Rick Scott, Ryan Zinke, Tallahassee airport. Photo credit: @SecretaryZinke/Twitter
Zinke (right) struck his deal with Florida Gov. Rick Scott (R) less than a week after unveiling the draft offshore program. | @SecretaryZinke/Twitter

Zinke’s decision to remove Florida from the offshore plan has largely been regarded as a political stunt.

Scott, Florida’s governor, may run for the Senate seat held by Democrat Bill Nelson. Touting a successful negotiation with the federal government to protect Florida’s coasts could be seen as a major campaign bargaining chip.

Nelson last week pushed back by blocking three of Interior’s long-stalled nominees (E&E Daily, Jan. 18).

The Sunshine State is notorious as a swing state in national elections, sometimes playing an outsized role in determining who wins the presidency, as was seen in the 2000 election. Florida’s largest industry is tourism, and its greatest draw the beaches and shorelines. Florida Republicans and Democrats alike by and large oppose offshore oil exploration, the one bipartisan compromise they never waver from.

Shuster of UT Austin noted the comparison to offshore California, which the oil industry reluctantly wrote off long ago.

There still remains untapped energy potential offshore Southern California, with studies in the late 1970s estimating upward of 5 billion barrels of oil to be had. But the political blowback from the 1969 Santa Barbara oil spill has resulted in no new significant offshore exploration in California since those studies were undertaken. Companies can prospect from existing platforms and projects, but those efforts have yielded mixed results, and California has missed the shale oil renaissance almost entirely as the state’s oil production continues to steadily decline, as it has since 1985.

"There are a number of prospects that were defined and remain undrilled when that area went into moratorium, and a couple discoveries made that were never developed," Shuster said. "I think there’s potential, but it just has been very, very difficult for industry to pursue anything there."

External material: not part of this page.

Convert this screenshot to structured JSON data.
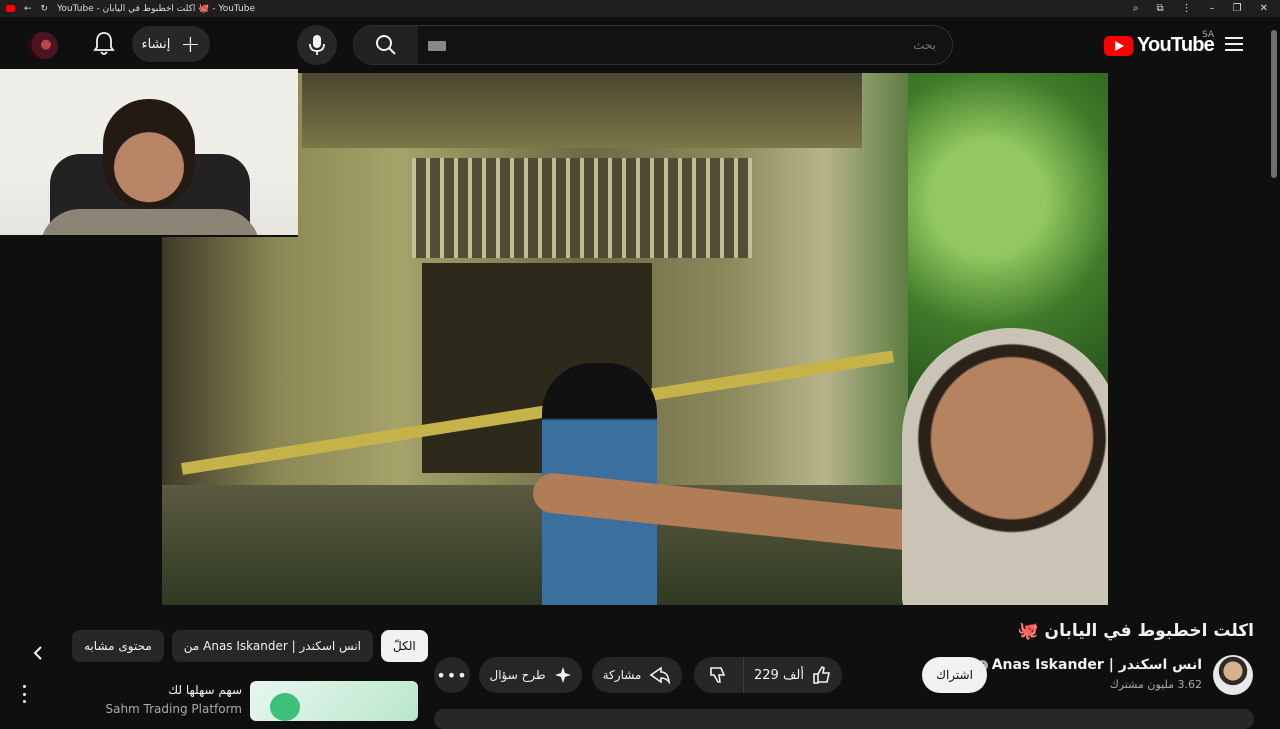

California, like Florida, has been very successful in keeping ocean rigs away from both state- and federal-controlled waters for decades. California boasts the highest head count in the House of Representatives and the most electoral votes during presidential elections.

Ultimately, as BOEM acting Director Cruickshank’s comments on Capitol Hill appear to indicate, Zinke’s promises to Florida may be more symbolic than substantive.

The Miami City Commission yesterday passed a resolution to oppose drilling off Florida’s shores.

"Despite Secretary Zinke’s tweet, Florida’s coastline will not be safe until the Trump administration fully reverses course on this rash and ill-informed proposal," said Salome Garcia, Oceana’s South Florida campaign organizer.